Until the second session of spring practice, the last time that Georgia Tech senior Brad Morgan played defense was his freshman season. Of high school.
But now, Morgan appears to have found a home playing defensive tackle after having played on the offensive line his first three seasons with the Yellow Jackets. He was there in Saturday’s scrimmage, the first of the spring, his first day back after missing the previous four practices with an Achilles tendon injury.
“It’s fun,” Morgan said. “I still have a lot to learn, obviously, but that’s the challenge. And I plan to pursue it pretty well.”
Coach Geoff Collins has been moving pieces around quite frequently in his first spring with the Yellow Jackets. Morgan was one of 10 players that he named after the scrimmage who have switched sides like Morgan or been used on both offense and defense. The others – wide receivers Jalen Camp, Jair Hawkins-Anderson and Austin Nash, linebacker Bruce Jordan-Swilling, offensive lineman Jahaziel Lee, defensive linemen Quon Griffin and Antwan Owens, cornerback Ajani Kerr and safety Kaleb Oliver.
Some moves may be to add depth, such as Morgan’s, or to give a player to earn playing time. Others are to find different ways to get talent on the field. Camp, for instance, is a returning starter at wide receiver.
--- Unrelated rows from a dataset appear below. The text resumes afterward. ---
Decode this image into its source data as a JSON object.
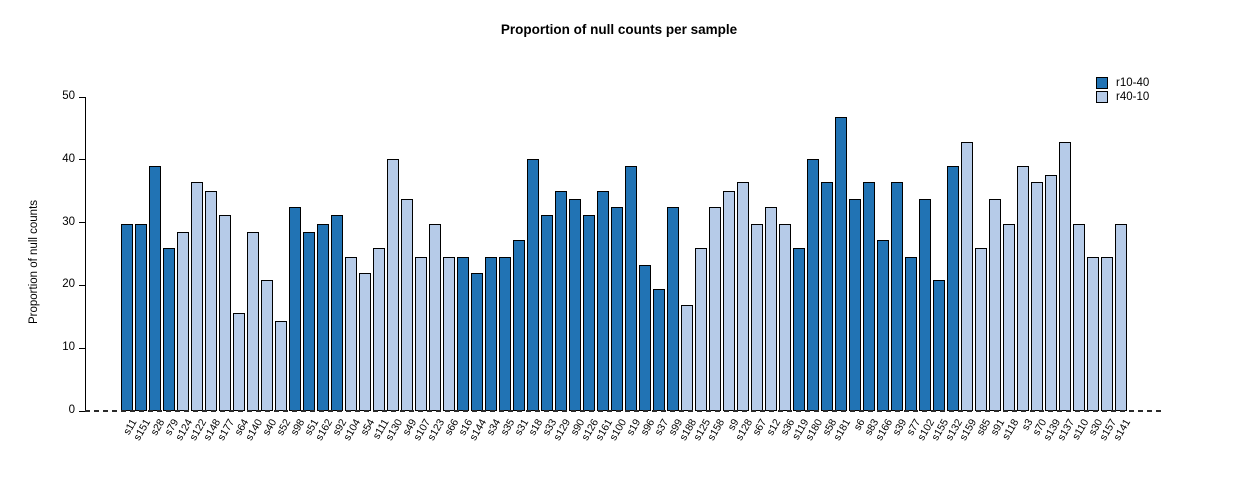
{
  "title": "Proportion of null counts per sample",
  "chart_data": {
    "type": "bar",
    "title": "Proportion of null counts per sample",
    "xlabel": "",
    "ylabel": "Proportion of null counts",
    "ylim": [
      0,
      50
    ],
    "yticks": [
      0,
      10,
      20,
      30,
      40,
      50
    ],
    "grid": false,
    "legend_position": "topright",
    "series": [
      {
        "name": "r10-40",
        "color": "#2173B4"
      },
      {
        "name": "r40-10",
        "color": "#B6CBE8"
      }
    ],
    "zero_line_style": "dashed",
    "samples": [
      {
        "label": "s11",
        "value": 29.8,
        "series": "r10-40"
      },
      {
        "label": "s151",
        "value": 29.8,
        "series": "r10-40"
      },
      {
        "label": "s28",
        "value": 39.0,
        "series": "r10-40"
      },
      {
        "label": "s79",
        "value": 26.0,
        "series": "r10-40"
      },
      {
        "label": "s124",
        "value": 28.5,
        "series": "r40-10"
      },
      {
        "label": "s122",
        "value": 36.4,
        "series": "r40-10"
      },
      {
        "label": "s148",
        "value": 35.0,
        "series": "r40-10"
      },
      {
        "label": "s177",
        "value": 31.2,
        "series": "r40-10"
      },
      {
        "label": "s64",
        "value": 15.6,
        "series": "r40-10"
      },
      {
        "label": "s140",
        "value": 28.5,
        "series": "r40-10"
      },
      {
        "label": "s40",
        "value": 20.8,
        "series": "r40-10"
      },
      {
        "label": "s52",
        "value": 14.3,
        "series": "r40-10"
      },
      {
        "label": "s98",
        "value": 32.5,
        "series": "r10-40"
      },
      {
        "label": "s51",
        "value": 28.5,
        "series": "r10-40"
      },
      {
        "label": "s162",
        "value": 29.8,
        "series": "r10-40"
      },
      {
        "label": "s92",
        "value": 31.2,
        "series": "r10-40"
      },
      {
        "label": "s104",
        "value": 24.5,
        "series": "r40-10"
      },
      {
        "label": "s54",
        "value": 22.0,
        "series": "r40-10"
      },
      {
        "label": "s111",
        "value": 26.0,
        "series": "r40-10"
      },
      {
        "label": "s130",
        "value": 40.2,
        "series": "r40-10"
      },
      {
        "label": "s49",
        "value": 33.8,
        "series": "r40-10"
      },
      {
        "label": "s107",
        "value": 24.5,
        "series": "r40-10"
      },
      {
        "label": "s123",
        "value": 29.8,
        "series": "r40-10"
      },
      {
        "label": "s66",
        "value": 24.5,
        "series": "r40-10"
      },
      {
        "label": "s16",
        "value": 24.5,
        "series": "r10-40"
      },
      {
        "label": "s144",
        "value": 22.0,
        "series": "r10-40"
      },
      {
        "label": "s34",
        "value": 24.5,
        "series": "r10-40"
      },
      {
        "label": "s35",
        "value": 24.5,
        "series": "r10-40"
      },
      {
        "label": "s31",
        "value": 27.3,
        "series": "r10-40"
      },
      {
        "label": "s18",
        "value": 40.2,
        "series": "r10-40"
      },
      {
        "label": "s33",
        "value": 31.2,
        "series": "r10-40"
      },
      {
        "label": "s129",
        "value": 35.0,
        "series": "r10-40"
      },
      {
        "label": "s90",
        "value": 33.8,
        "series": "r10-40"
      },
      {
        "label": "s126",
        "value": 31.2,
        "series": "r10-40"
      },
      {
        "label": "s161",
        "value": 35.0,
        "series": "r10-40"
      },
      {
        "label": "s100",
        "value": 32.5,
        "series": "r10-40"
      },
      {
        "label": "s19",
        "value": 39.0,
        "series": "r10-40"
      },
      {
        "label": "s96",
        "value": 23.3,
        "series": "r10-40"
      },
      {
        "label": "s37",
        "value": 19.5,
        "series": "r10-40"
      },
      {
        "label": "s99",
        "value": 32.5,
        "series": "r10-40"
      },
      {
        "label": "s188",
        "value": 16.8,
        "series": "r40-10"
      },
      {
        "label": "s125",
        "value": 26.0,
        "series": "r40-10"
      },
      {
        "label": "s158",
        "value": 32.5,
        "series": "r40-10"
      },
      {
        "label": "s9",
        "value": 35.0,
        "series": "r40-10"
      },
      {
        "label": "s128",
        "value": 36.4,
        "series": "r40-10"
      },
      {
        "label": "s67",
        "value": 29.8,
        "series": "r40-10"
      },
      {
        "label": "s12",
        "value": 32.5,
        "series": "r40-10"
      },
      {
        "label": "s36",
        "value": 29.8,
        "series": "r40-10"
      },
      {
        "label": "s119",
        "value": 26.0,
        "series": "r10-40"
      },
      {
        "label": "s180",
        "value": 40.2,
        "series": "r10-40"
      },
      {
        "label": "s58",
        "value": 36.4,
        "series": "r10-40"
      },
      {
        "label": "s181",
        "value": 46.8,
        "series": "r10-40"
      },
      {
        "label": "s6",
        "value": 33.8,
        "series": "r10-40"
      },
      {
        "label": "s83",
        "value": 36.4,
        "series": "r10-40"
      },
      {
        "label": "s166",
        "value": 27.3,
        "series": "r10-40"
      },
      {
        "label": "s39",
        "value": 36.4,
        "series": "r10-40"
      },
      {
        "label": "s77",
        "value": 24.5,
        "series": "r10-40"
      },
      {
        "label": "s102",
        "value": 33.8,
        "series": "r10-40"
      },
      {
        "label": "s155",
        "value": 20.8,
        "series": "r10-40"
      },
      {
        "label": "s132",
        "value": 39.0,
        "series": "r10-40"
      },
      {
        "label": "s159",
        "value": 42.8,
        "series": "r40-10"
      },
      {
        "label": "s85",
        "value": 26.0,
        "series": "r40-10"
      },
      {
        "label": "s91",
        "value": 33.8,
        "series": "r40-10"
      },
      {
        "label": "s118",
        "value": 29.8,
        "series": "r40-10"
      },
      {
        "label": "s3",
        "value": 39.0,
        "series": "r40-10"
      },
      {
        "label": "s70",
        "value": 36.4,
        "series": "r40-10"
      },
      {
        "label": "s139",
        "value": 37.6,
        "series": "r40-10"
      },
      {
        "label": "s137",
        "value": 42.8,
        "series": "r40-10"
      },
      {
        "label": "s110",
        "value": 29.8,
        "series": "r40-10"
      },
      {
        "label": "s30",
        "value": 24.5,
        "series": "r40-10"
      },
      {
        "label": "s157",
        "value": 24.5,
        "series": "r40-10"
      },
      {
        "label": "s141",
        "value": 29.8,
        "series": "r40-10"
      }
    ]
  },
  "legend": {
    "items": [
      {
        "label": "r10-40",
        "color": "#2173B4"
      },
      {
        "label": "r40-10",
        "color": "#B6CBE8"
      }
    ]
  }
}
But Collins took a look at him in Tuesday and Thursday’s practices in a defensive passing-down package as an outside linebacker/defensive end coming off the edge.
“It’s pretty cool, and it just kind of shows that you have value for the team that he wants you to play both sides,” Camp said. “So it’s pretty cool. It changes your mindset, being that offensive guy, the swag, the kind of prima donna wide receiver, and now you’re in the trenches with the d-linemen.”
It is part of Collins’ philosophy to extract value from each player, and spring is a particularly useful time to experiment. He calls it position flexibility.
“Just having a lot of guys doing a lot of different things as we manage the roster in different positions to see what guys can do and how they can help us,” Collins said.
Collins said that the team’s terminology system eases the switching. The terms that the offense uses to describe defensive schemes or plays are the same ones that the defense uses, he said, and vice versa.
Camp, who played safety and linebacker in high school but not defensive line, reported that he didn’t get any sacks in the two practices, but had a couple of pressures. Collins said that Camp looked really good in the two practices.
Tech could stand to find some help in creating pressure off the edge. Of returnees, safety Christian Campbell had the most sacks last season, with two. The Jackets tied for 117th last season, with 1.31 sacks per game. Temple tied for 24th (2.77 per game). One of the Owls’ 36 sacks was recorded by starting running back Ryquell Armstead, who played in a third-down package and also on special teams.
As for the scrimmage, Collins said that both the offense and defense ran only a portion of plays and concepts that they had learned thus far.
“We just wanted to see who would play fast, play with effort, compete, and I thought they came out here and did that,” he said.
Collins noted that Lee, who has moved from the offensive line to the defensive line, made back-to-back tackles for loss.
“Really excited about him,” Collins said. “He’s a really good player.”
Other players he mentioned were Owens and linebacker Quez Jackson, although he said he was more concerned with running the scrimmage than looking for standouts.
“I just look at it as an entire program and just the energy, the enthusiasm, the competitiveness and the effort were at a really high standard (Saturday), and that’s the thing that really stands out to me,” he said.
Tech will have two more weeks of spring practice, concluding with the spring game April 26 at Bobby Dodd Stadium.